Our organisation is ready to work with policy-makers and all relevant stakeholders in order to ensure a strong industrial base in Europe. This will require a comprehensive strategy based on, among other things, a continued effort in R&D, a stable regulatory framework, easy access to capital both for project and industry financing and a mid-term certainty for investors based on binding targets for renewable energies in Europe for 2030.
Jodie Roussell, director of public affairs, Europe, for module manufacturer Trina Solar, questioned the Commission’s definition of dumping claiming it does not comply with the “street definition” and therefore incorrectly labelling companies as dumping.
She told PV-Tech: “Street definition of dumping is selling products below cost and Trina Solar has not done this.”
Roussell said that due to China’s status as a non market economy, the Commission compared module sales prices with that of market economies exporting to Europe in order to deduce whether or not China was dumping, rather than investigating China itself.
She told PV-Tech: “Street definition of dumping is selling products below cost and Trina Solar has not done this. The Commission however takes a very different definition which is essentially if the EU sales price is lower than the Chinese sales price dumping has taken place, but in this case China isn’t considered a market economy by the EU so the Commission compared sales prices of companies that were exporting to the EU [from] another country – an analogue country – and with that comparison they judged that we’re dumping.”
In respect of the duties, Roussell said: “We don’t think that imposing import tariffs is a good idea and it will irreversibly damage the industry.

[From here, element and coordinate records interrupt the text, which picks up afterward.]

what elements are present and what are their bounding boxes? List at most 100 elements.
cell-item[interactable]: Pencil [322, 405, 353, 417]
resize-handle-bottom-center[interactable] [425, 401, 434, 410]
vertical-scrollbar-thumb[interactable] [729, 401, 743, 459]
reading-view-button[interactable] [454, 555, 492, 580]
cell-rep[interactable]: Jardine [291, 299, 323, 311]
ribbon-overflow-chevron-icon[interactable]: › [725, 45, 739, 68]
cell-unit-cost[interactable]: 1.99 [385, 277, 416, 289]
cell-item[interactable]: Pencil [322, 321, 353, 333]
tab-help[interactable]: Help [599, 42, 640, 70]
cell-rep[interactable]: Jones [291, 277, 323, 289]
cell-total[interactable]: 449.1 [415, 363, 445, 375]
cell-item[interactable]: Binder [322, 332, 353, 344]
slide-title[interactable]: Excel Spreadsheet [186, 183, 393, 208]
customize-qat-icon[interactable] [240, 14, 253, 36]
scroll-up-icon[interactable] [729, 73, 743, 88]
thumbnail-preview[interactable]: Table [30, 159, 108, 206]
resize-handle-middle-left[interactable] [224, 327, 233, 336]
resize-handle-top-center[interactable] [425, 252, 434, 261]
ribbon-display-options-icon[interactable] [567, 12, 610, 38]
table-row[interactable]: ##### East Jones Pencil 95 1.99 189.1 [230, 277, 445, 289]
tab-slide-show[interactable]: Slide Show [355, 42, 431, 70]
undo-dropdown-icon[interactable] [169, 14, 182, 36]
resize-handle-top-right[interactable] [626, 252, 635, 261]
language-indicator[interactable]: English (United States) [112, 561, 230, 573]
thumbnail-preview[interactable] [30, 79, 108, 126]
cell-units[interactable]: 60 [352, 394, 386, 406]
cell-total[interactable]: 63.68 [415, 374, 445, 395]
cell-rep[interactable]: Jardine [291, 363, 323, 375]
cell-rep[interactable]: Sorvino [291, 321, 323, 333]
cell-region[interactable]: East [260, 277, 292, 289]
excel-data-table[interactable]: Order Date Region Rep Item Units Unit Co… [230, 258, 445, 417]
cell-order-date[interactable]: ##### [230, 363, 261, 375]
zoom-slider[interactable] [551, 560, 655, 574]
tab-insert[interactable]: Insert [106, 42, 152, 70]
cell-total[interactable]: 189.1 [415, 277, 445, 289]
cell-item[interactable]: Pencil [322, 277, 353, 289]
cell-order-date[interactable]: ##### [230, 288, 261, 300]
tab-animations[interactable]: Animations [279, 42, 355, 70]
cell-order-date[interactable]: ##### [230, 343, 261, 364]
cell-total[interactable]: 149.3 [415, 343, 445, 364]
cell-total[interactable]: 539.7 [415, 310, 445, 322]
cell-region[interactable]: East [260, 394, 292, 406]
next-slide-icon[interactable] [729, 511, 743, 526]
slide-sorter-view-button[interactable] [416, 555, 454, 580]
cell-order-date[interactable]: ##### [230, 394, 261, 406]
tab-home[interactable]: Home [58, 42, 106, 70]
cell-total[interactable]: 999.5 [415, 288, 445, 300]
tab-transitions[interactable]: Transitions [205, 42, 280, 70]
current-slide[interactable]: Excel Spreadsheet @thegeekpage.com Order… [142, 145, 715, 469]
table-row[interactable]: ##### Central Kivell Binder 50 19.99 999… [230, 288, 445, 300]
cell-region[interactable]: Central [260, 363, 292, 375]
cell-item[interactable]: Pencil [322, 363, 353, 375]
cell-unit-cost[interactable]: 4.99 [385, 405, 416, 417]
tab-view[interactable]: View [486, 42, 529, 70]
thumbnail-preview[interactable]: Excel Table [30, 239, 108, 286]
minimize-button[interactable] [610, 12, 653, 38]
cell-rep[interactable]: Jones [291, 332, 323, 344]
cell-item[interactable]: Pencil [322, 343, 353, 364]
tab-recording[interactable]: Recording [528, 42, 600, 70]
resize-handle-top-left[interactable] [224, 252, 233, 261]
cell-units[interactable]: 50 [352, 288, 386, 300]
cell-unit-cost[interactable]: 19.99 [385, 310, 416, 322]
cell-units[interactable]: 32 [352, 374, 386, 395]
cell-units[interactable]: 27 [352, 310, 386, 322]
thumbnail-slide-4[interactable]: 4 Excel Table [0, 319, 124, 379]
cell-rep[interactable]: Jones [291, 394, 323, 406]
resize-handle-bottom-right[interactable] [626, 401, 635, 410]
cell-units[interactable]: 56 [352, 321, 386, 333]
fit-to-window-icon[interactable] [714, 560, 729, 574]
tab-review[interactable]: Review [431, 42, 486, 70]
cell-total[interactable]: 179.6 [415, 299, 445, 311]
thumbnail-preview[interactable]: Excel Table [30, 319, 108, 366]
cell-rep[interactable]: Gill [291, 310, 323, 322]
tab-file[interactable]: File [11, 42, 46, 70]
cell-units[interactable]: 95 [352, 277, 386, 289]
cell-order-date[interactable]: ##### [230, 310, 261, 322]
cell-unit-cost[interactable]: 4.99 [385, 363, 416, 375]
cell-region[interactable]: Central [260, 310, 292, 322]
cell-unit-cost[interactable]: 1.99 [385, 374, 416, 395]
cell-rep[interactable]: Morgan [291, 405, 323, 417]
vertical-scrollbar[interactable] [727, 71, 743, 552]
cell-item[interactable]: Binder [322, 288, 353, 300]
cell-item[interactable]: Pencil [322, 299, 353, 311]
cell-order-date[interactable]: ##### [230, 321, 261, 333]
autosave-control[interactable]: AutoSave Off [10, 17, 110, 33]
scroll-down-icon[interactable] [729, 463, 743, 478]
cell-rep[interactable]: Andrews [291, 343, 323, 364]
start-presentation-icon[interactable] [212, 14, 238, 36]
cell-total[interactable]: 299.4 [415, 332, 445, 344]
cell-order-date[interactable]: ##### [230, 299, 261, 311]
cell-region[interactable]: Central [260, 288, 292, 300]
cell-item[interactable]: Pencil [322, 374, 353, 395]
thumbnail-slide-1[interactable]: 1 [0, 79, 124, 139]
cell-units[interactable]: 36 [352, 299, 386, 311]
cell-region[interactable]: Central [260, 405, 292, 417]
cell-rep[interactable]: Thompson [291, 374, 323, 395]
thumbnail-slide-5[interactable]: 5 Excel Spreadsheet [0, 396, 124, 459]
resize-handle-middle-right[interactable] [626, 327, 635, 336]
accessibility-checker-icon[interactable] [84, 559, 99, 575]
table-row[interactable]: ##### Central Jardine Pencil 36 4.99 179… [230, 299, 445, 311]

“We at Trina welcome any opportunity for constructive dialogue and certainly support the Commission and China having a productive dialogue. He [de Gucht] indicated that both sides have talked about their willingness to have a conversation – I think now the opportunity is at hand and certainly an amicable solution is in the interest of the global solar industry and global solar consumers – we can’t forget the interest of consumers that want to buy solar and only in the past two years have been able to afford to buy solar.
“I think we all want to see fair play in the market today and I certainly hope that the Commission and the Chinese government will have a very productive dialogue.”
Nick Boyle, CEO, said: “We feel that any duty levied by Europe on Chinese solar panels will have a hugely detrimental effect on the industry as a whole, most significantly in areas such as the UK where the industry is working hard to move from cottage industry to fully fledged business sector. While we welcome the slight short term reduction in these threats, we believe it is essential that the whole affair gets resolved quickly which will then allow us to move on with the huge task in hand of helping deliver the UK and Europe’s far reaching targets for renewable energy generation.”
CEO Zhe Jiang: “Once again, all China-based solar companies are being viewed through the same lens. Measures meant to stifle the unfair business practices of state-owned solar giants are also impacting businesses like Upsolar that utilise flexible business models and international resources.
“By enforcing these extensive penalties, the European Commission is restricting the growth of its solar industry and limiting the opportunity to create much-needed jobs throughout Europe. However, we are confident that this market can regain its strength, and will ultimately benefit from a level playing field.”
PV-Tech will update this story with further comment and analysis as it develops.